MarkDuplicates with single end data does not write the full report
mattsoup opened this issue · 3 comments
This issue tracker is for bug reports only. Before opening a new issue here, please make a post on our support forum so that our support team can look at your issue and determine whether it needs to be escalated into a bug report.
Instructions
- Use a concise yet descriptive title;
- Determine whether your issue is a bug report, a feature request, or a documentation request;
- Choose the corresponding template block below and fill it in, replacing or deleting text in italics (surrounded by
_
) as appropriate; - Delete the other template blocks and this header.
Bug Report
Affected tool(s)
MarkDuplicates
Affected version(s)
- Latest public release version 3.1.1
- Latest development/master branch as of [date of test?]
Description
MarkDuplicates with paired end data writes the expected report file. However, with the same data but with all read 2s filtered out (so, 'single end'), the output report has no value for ESTIMATED_LIBRARY_SIZE
, and no histogram data is generated.
Steps to reproduce
picard MarkDuplicates INPUT='Filter_on_data_16' OUTPUT='/mnt/galaxy/data6/user-data/010/975/dataset_10975886.dat' METRICS_FILE='/mnt/galaxy/data6/user-data/010/975/dataset_10975885.dat' REMOVE_DUPLICATES='false' ASSUME_SORTED='true' DUPLICATE_SCORING_STRATEGY='SUM_OF_BASE_QUALITIES' OPTICAL_DUPLICATE_PIXEL_DISTANCE='100' VALIDATION_STRINGENCY='LENIENT' TAGGING_POLICY=All QUIET=true
Expected behavior
The full MarkDuplicates report should be written regardless of whether the input is paired or single end.
Actual behavior
Single end reports do not have estimated library size or the histogram data written.
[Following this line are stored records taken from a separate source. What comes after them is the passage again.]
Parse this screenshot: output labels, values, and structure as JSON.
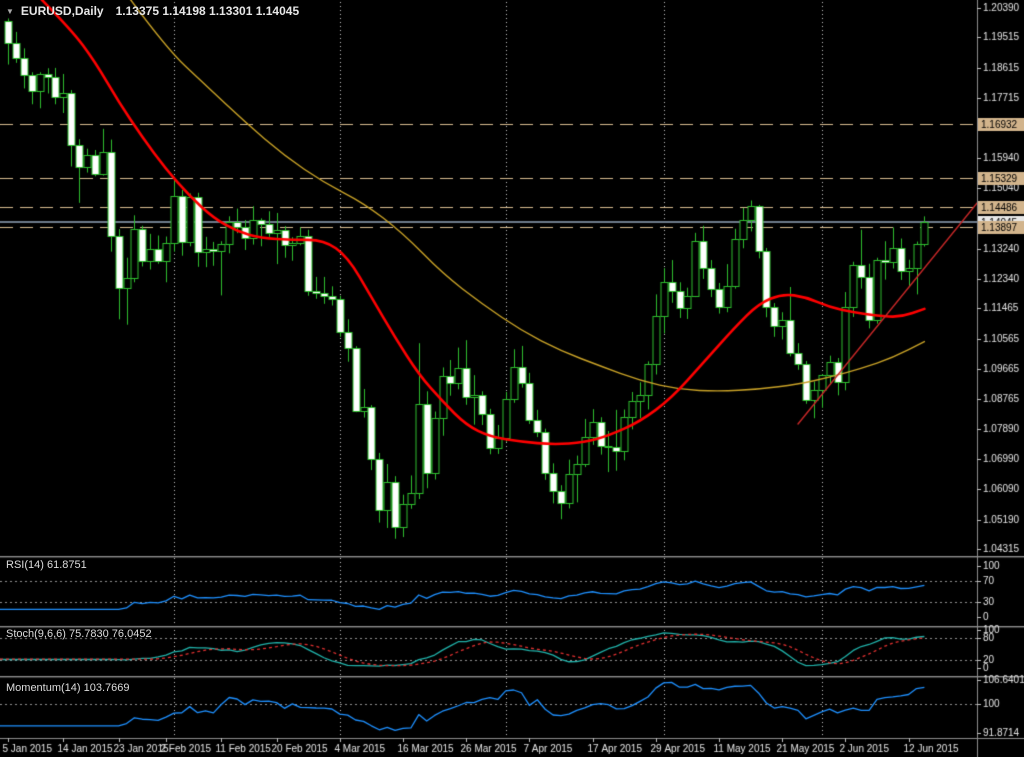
{
  "window": {
    "title_symbol": "EURUSD,Daily",
    "title_ohlc": "1.13375 1.14198 1.13301 1.14045",
    "dropdown_icon": "▼"
  },
  "panels": {
    "rsi": {
      "label": "RSI(14) 61.8751",
      "axis_labels": [
        "100",
        "70",
        "30",
        "0"
      ],
      "level_lines": [
        70,
        30
      ],
      "value": 61.8751
    },
    "stoch": {
      "label": "Stoch(9,6,6) 75.7830 76.0452",
      "axis_labels": [
        "100",
        "80",
        "20",
        "0"
      ],
      "level_lines": [
        80,
        20
      ],
      "values": [
        75.783,
        76.0452
      ]
    },
    "momentum": {
      "label": "Momentum(14) 103.7669",
      "axis_labels": [
        "106.6401",
        "100",
        "91.8714"
      ],
      "level_lines": [
        100
      ],
      "value": 103.7669,
      "range": [
        91.8714,
        106.6401
      ]
    }
  },
  "chart_data": {
    "type": "candlestick",
    "symbol": "EURUSD",
    "timeframe": "Daily",
    "y_axis": {
      "min": 1.04315,
      "max": 1.2039,
      "ticks": [
        "1.20390",
        "1.19515",
        "1.18615",
        "1.17715",
        "1.15940",
        "1.15040",
        "1.13240",
        "1.12340",
        "1.11465",
        "1.10565",
        "1.09665",
        "1.08765",
        "1.07890",
        "1.06990",
        "1.06090",
        "1.05190",
        "1.04315"
      ]
    },
    "price_levels": [
      {
        "label": "1.16932",
        "price": 1.16932
      },
      {
        "label": "1.15329",
        "price": 1.15329
      },
      {
        "label": "1.14486",
        "price": 1.14486
      },
      {
        "label": "1.13897",
        "price": 1.13897
      }
    ],
    "current_price": {
      "label": "1.14045",
      "price": 1.14045
    },
    "x_labels": [
      {
        "i": 0,
        "t": "5 Jan 2015"
      },
      {
        "i": 7,
        "t": "14 Jan 2015"
      },
      {
        "i": 14,
        "t": "23 Jan 2015"
      },
      {
        "i": 20,
        "t": "2 Feb 2015"
      },
      {
        "i": 27,
        "t": "11 Feb 2015"
      },
      {
        "i": 34,
        "t": "20 Feb 2015"
      },
      {
        "i": 42,
        "t": "4 Mar 2015"
      },
      {
        "i": 50,
        "t": "16 Mar 2015"
      },
      {
        "i": 58,
        "t": "26 Mar 2015"
      },
      {
        "i": 66,
        "t": "7 Apr 2015"
      },
      {
        "i": 74,
        "t": "17 Apr 2015"
      },
      {
        "i": 82,
        "t": "29 Apr 2015"
      },
      {
        "i": 90,
        "t": "11 May 2015"
      },
      {
        "i": 98,
        "t": "21 May 2015"
      },
      {
        "i": 106,
        "t": "2 Jun 2015"
      },
      {
        "i": 114,
        "t": "12 Jun 2015"
      }
    ],
    "month_separator_indices": [
      21,
      42,
      63,
      83,
      103
    ],
    "candles": [
      [
        1.2001,
        1.2008,
        1.1871,
        1.1936
      ],
      [
        1.1936,
        1.1968,
        1.1876,
        1.1891
      ],
      [
        1.1891,
        1.1919,
        1.18,
        1.1841
      ],
      [
        1.1841,
        1.1848,
        1.1753,
        1.1793
      ],
      [
        1.1793,
        1.1848,
        1.1741,
        1.1843
      ],
      [
        1.1843,
        1.186,
        1.1785,
        1.1835
      ],
      [
        1.1835,
        1.1861,
        1.1753,
        1.1776
      ],
      [
        1.1776,
        1.1843,
        1.1727,
        1.1786
      ],
      [
        1.1786,
        1.1795,
        1.1568,
        1.1632
      ],
      [
        1.1632,
        1.1649,
        1.146,
        1.1567
      ],
      [
        1.1567,
        1.1621,
        1.155,
        1.1601
      ],
      [
        1.1601,
        1.1617,
        1.1539,
        1.1547
      ],
      [
        1.1547,
        1.168,
        1.1541,
        1.1611
      ],
      [
        1.1611,
        1.1648,
        1.1315,
        1.1362
      ],
      [
        1.1362,
        1.1382,
        1.1114,
        1.1206
      ],
      [
        1.1206,
        1.1297,
        1.1098,
        1.1238
      ],
      [
        1.1238,
        1.1423,
        1.1224,
        1.1381
      ],
      [
        1.1381,
        1.1392,
        1.1271,
        1.1287
      ],
      [
        1.1287,
        1.1368,
        1.1262,
        1.1322
      ],
      [
        1.1322,
        1.1363,
        1.1279,
        1.1288
      ],
      [
        1.1288,
        1.136,
        1.1224,
        1.1341
      ],
      [
        1.1341,
        1.1533,
        1.1315,
        1.1479
      ],
      [
        1.1479,
        1.1498,
        1.1303,
        1.1343
      ],
      [
        1.1343,
        1.1488,
        1.1331,
        1.1477
      ],
      [
        1.1477,
        1.149,
        1.127,
        1.1315
      ],
      [
        1.1315,
        1.1359,
        1.1269,
        1.1324
      ],
      [
        1.1324,
        1.1344,
        1.1273,
        1.1318
      ],
      [
        1.1318,
        1.1346,
        1.1185,
        1.1339
      ],
      [
        1.1339,
        1.142,
        1.131,
        1.1404
      ],
      [
        1.1404,
        1.1443,
        1.137,
        1.1389
      ],
      [
        1.1389,
        1.1409,
        1.132,
        1.1355
      ],
      [
        1.1355,
        1.145,
        1.1336,
        1.141
      ],
      [
        1.141,
        1.1414,
        1.1331,
        1.1398
      ],
      [
        1.1398,
        1.1435,
        1.1359,
        1.137
      ],
      [
        1.137,
        1.143,
        1.1278,
        1.1379
      ],
      [
        1.1379,
        1.1391,
        1.1297,
        1.1335
      ],
      [
        1.1335,
        1.1358,
        1.1288,
        1.1341
      ],
      [
        1.1341,
        1.1387,
        1.1334,
        1.1362
      ],
      [
        1.1362,
        1.138,
        1.1184,
        1.1197
      ],
      [
        1.1197,
        1.124,
        1.1175,
        1.1193
      ],
      [
        1.1193,
        1.124,
        1.116,
        1.1183
      ],
      [
        1.1183,
        1.1212,
        1.1155,
        1.1175
      ],
      [
        1.1175,
        1.1184,
        1.1062,
        1.1077
      ],
      [
        1.1077,
        1.1114,
        1.0988,
        1.1029
      ],
      [
        1.1029,
        1.1034,
        1.0838,
        1.0843
      ],
      [
        1.0843,
        1.0907,
        1.0822,
        1.0852
      ],
      [
        1.0852,
        1.0859,
        1.0666,
        1.07
      ],
      [
        1.07,
        1.0717,
        1.051,
        1.0548
      ],
      [
        1.0548,
        1.0684,
        1.0494,
        1.0632
      ],
      [
        1.0632,
        1.0648,
        1.0462,
        1.0497
      ],
      [
        1.0497,
        1.0593,
        1.0467,
        1.0565
      ],
      [
        1.0565,
        1.065,
        1.0551,
        1.0598
      ],
      [
        1.0598,
        1.1043,
        1.058,
        1.0862
      ],
      [
        1.0862,
        1.09,
        1.0612,
        1.0658
      ],
      [
        1.0658,
        1.084,
        1.0638,
        1.0822
      ],
      [
        1.0822,
        1.0971,
        1.0768,
        1.0945
      ],
      [
        1.0945,
        1.0993,
        1.0887,
        1.0926
      ],
      [
        1.0926,
        1.103,
        1.0906,
        1.097
      ],
      [
        1.097,
        1.1052,
        1.086,
        1.0883
      ],
      [
        1.0883,
        1.0948,
        1.0801,
        1.089
      ],
      [
        1.089,
        1.09,
        1.08,
        1.0832
      ],
      [
        1.0832,
        1.0848,
        1.0713,
        1.0731
      ],
      [
        1.0731,
        1.08,
        1.0714,
        1.0762
      ],
      [
        1.0762,
        1.0898,
        1.075,
        1.0876
      ],
      [
        1.0876,
        1.1025,
        1.0866,
        1.0972
      ],
      [
        1.0972,
        1.1035,
        1.0911,
        1.0925
      ],
      [
        1.0925,
        1.0955,
        1.0803,
        1.0815
      ],
      [
        1.0815,
        1.0845,
        1.0764,
        1.0778
      ],
      [
        1.0778,
        1.0789,
        1.0637,
        1.0658
      ],
      [
        1.0658,
        1.0686,
        1.0567,
        1.0604
      ],
      [
        1.0604,
        1.0621,
        1.052,
        1.0567
      ],
      [
        1.0567,
        1.0697,
        1.0552,
        1.0654
      ],
      [
        1.0654,
        1.0709,
        1.057,
        1.0684
      ],
      [
        1.0684,
        1.0818,
        1.0675,
        1.0765
      ],
      [
        1.0765,
        1.0847,
        1.0741,
        1.0808
      ],
      [
        1.0808,
        1.0823,
        1.0712,
        1.0739
      ],
      [
        1.0739,
        1.0782,
        1.066,
        1.0735
      ],
      [
        1.0735,
        1.0845,
        1.0664,
        1.0724
      ],
      [
        1.0724,
        1.0846,
        1.0695,
        1.0823
      ],
      [
        1.0823,
        1.0898,
        1.0787,
        1.0871
      ],
      [
        1.0871,
        1.0927,
        1.082,
        1.089
      ],
      [
        1.089,
        1.0989,
        1.0846,
        1.0982
      ],
      [
        1.0982,
        1.1188,
        1.095,
        1.1125
      ],
      [
        1.1125,
        1.1266,
        1.1072,
        1.1224
      ],
      [
        1.1224,
        1.129,
        1.1163,
        1.1198
      ],
      [
        1.1198,
        1.1224,
        1.1118,
        1.1147
      ],
      [
        1.1147,
        1.1208,
        1.1115,
        1.1184
      ],
      [
        1.1184,
        1.1371,
        1.118,
        1.1347
      ],
      [
        1.1347,
        1.1392,
        1.1234,
        1.1267
      ],
      [
        1.1267,
        1.129,
        1.118,
        1.1203
      ],
      [
        1.1203,
        1.1222,
        1.1131,
        1.1152
      ],
      [
        1.1152,
        1.1278,
        1.1135,
        1.1213
      ],
      [
        1.1213,
        1.1383,
        1.1205,
        1.1353
      ],
      [
        1.1353,
        1.1445,
        1.1325,
        1.141
      ],
      [
        1.141,
        1.1467,
        1.1375,
        1.145
      ],
      [
        1.145,
        1.1454,
        1.1295,
        1.1316
      ],
      [
        1.1316,
        1.1326,
        1.112,
        1.115
      ],
      [
        1.115,
        1.1162,
        1.1062,
        1.1093
      ],
      [
        1.1093,
        1.1135,
        1.1054,
        1.1112
      ],
      [
        1.1112,
        1.121,
        1.1004,
        1.1014
      ],
      [
        1.1014,
        1.1043,
        1.0964,
        1.098
      ],
      [
        1.098,
        1.099,
        1.0863,
        1.0874
      ],
      [
        1.0874,
        1.0929,
        1.082,
        1.0905
      ],
      [
        1.0905,
        1.0951,
        1.0851,
        1.0949
      ],
      [
        1.0949,
        1.1006,
        1.092,
        1.0987
      ],
      [
        1.0987,
        1.0999,
        1.0888,
        1.0928
      ],
      [
        1.0928,
        1.1195,
        1.0903,
        1.1152
      ],
      [
        1.1152,
        1.1285,
        1.1121,
        1.1276
      ],
      [
        1.1276,
        1.138,
        1.1205,
        1.124
      ],
      [
        1.124,
        1.1279,
        1.1087,
        1.1113
      ],
      [
        1.1113,
        1.1297,
        1.1101,
        1.1289
      ],
      [
        1.1289,
        1.1346,
        1.1232,
        1.1283
      ],
      [
        1.1283,
        1.1387,
        1.1265,
        1.1325
      ],
      [
        1.1325,
        1.1354,
        1.1231,
        1.1259
      ],
      [
        1.1259,
        1.1291,
        1.121,
        1.1265
      ],
      [
        1.1265,
        1.1345,
        1.1188,
        1.1337
      ],
      [
        1.13375,
        1.14198,
        1.13301,
        1.14045
      ]
    ],
    "overlays": {
      "ma_red": [
        [
          4,
          1.207
        ],
        [
          8,
          1.1975
        ],
        [
          11,
          1.188
        ],
        [
          14,
          1.176
        ],
        [
          17,
          1.1655
        ],
        [
          20,
          1.156
        ],
        [
          23,
          1.148
        ],
        [
          26,
          1.1415
        ],
        [
          29,
          1.1375
        ],
        [
          32,
          1.1355
        ],
        [
          36,
          1.135
        ],
        [
          40,
          1.135
        ],
        [
          43,
          1.13
        ],
        [
          46,
          1.118
        ],
        [
          49,
          1.106
        ],
        [
          52,
          1.095
        ],
        [
          55,
          1.087
        ],
        [
          58,
          1.08
        ],
        [
          61,
          1.0765
        ],
        [
          65,
          1.075
        ],
        [
          69,
          1.0742
        ],
        [
          73,
          1.0748
        ],
        [
          76,
          1.0768
        ],
        [
          80,
          1.081
        ],
        [
          84,
          1.088
        ],
        [
          88,
          1.0985
        ],
        [
          92,
          1.109
        ],
        [
          95,
          1.116
        ],
        [
          98,
          1.119
        ],
        [
          101,
          1.118
        ],
        [
          104,
          1.115
        ],
        [
          107,
          1.1135
        ],
        [
          110,
          1.1125
        ],
        [
          113,
          1.112
        ],
        [
          116,
          1.1145
        ]
      ],
      "ma_yellow": [
        [
          15,
          1.208
        ],
        [
          20,
          1.192
        ],
        [
          25,
          1.181
        ],
        [
          30,
          1.17
        ],
        [
          35,
          1.16
        ],
        [
          40,
          1.152
        ],
        [
          45,
          1.146
        ],
        [
          50,
          1.137
        ],
        [
          55,
          1.125
        ],
        [
          60,
          1.116
        ],
        [
          65,
          1.108
        ],
        [
          70,
          1.102
        ],
        [
          75,
          1.0975
        ],
        [
          80,
          1.0932
        ],
        [
          85,
          1.0905
        ],
        [
          90,
          1.09
        ],
        [
          95,
          1.0906
        ],
        [
          100,
          1.0921
        ],
        [
          104,
          1.0942
        ],
        [
          108,
          1.0968
        ],
        [
          112,
          1.1
        ],
        [
          116,
          1.1048
        ]
      ],
      "trendline": [
        [
          100,
          1.0803
        ],
        [
          123,
          1.1469
        ]
      ]
    },
    "indicator_settings": {
      "rsi_period": 14,
      "stoch": [
        9,
        6,
        6
      ],
      "momentum_period": 14
    },
    "colors": {
      "background": "#000000",
      "candle_outline": "#2EBD2E",
      "bull_fill": "#000000",
      "bear_fill": "#FFFFFF",
      "ma_red": "#FF0000",
      "ma_yellow": "#C9A227",
      "trendline": "#C82828",
      "level_line": "#D8BC90",
      "level_badge": "#D2B48C",
      "price_line": "#6E7B8B",
      "current_badge": "#E6E6E6",
      "grid_dotted": "#C8C8C8",
      "rsi_line": "#1E90FF",
      "stoch_main": "#20B2AA",
      "stoch_signal": "#E03030",
      "momentum_line": "#1E90FF",
      "panel_level": "#909090",
      "axis_text": "#E4E4E4",
      "separator": "#8E8E8E"
    }
  }
}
Did you reset the samflags on the remaining single reads, or are they still marked as paired ?
For this particular test I didn't reset the flags, but we found the problem with actual single end data that was never marked as paired.
Looks like ESTIMATED_LIBRARY_SIZE
is only calculated for paired-end reads:
picard/src/main/java/picard/sam/DuplicationMetrics.java
Lines 111 to 112 in c8b2c06
One could potentially check if the input contains all single-end or paired-end reads (what about paired-end reads with an unmapped mate being counted towards UNPAIRED_READS_EXAMINED
?) and use the corresponding values as inputs to the function, but I'm not sure if this behavior was ever intended. @yfarjoun @lbergelson Any opinions?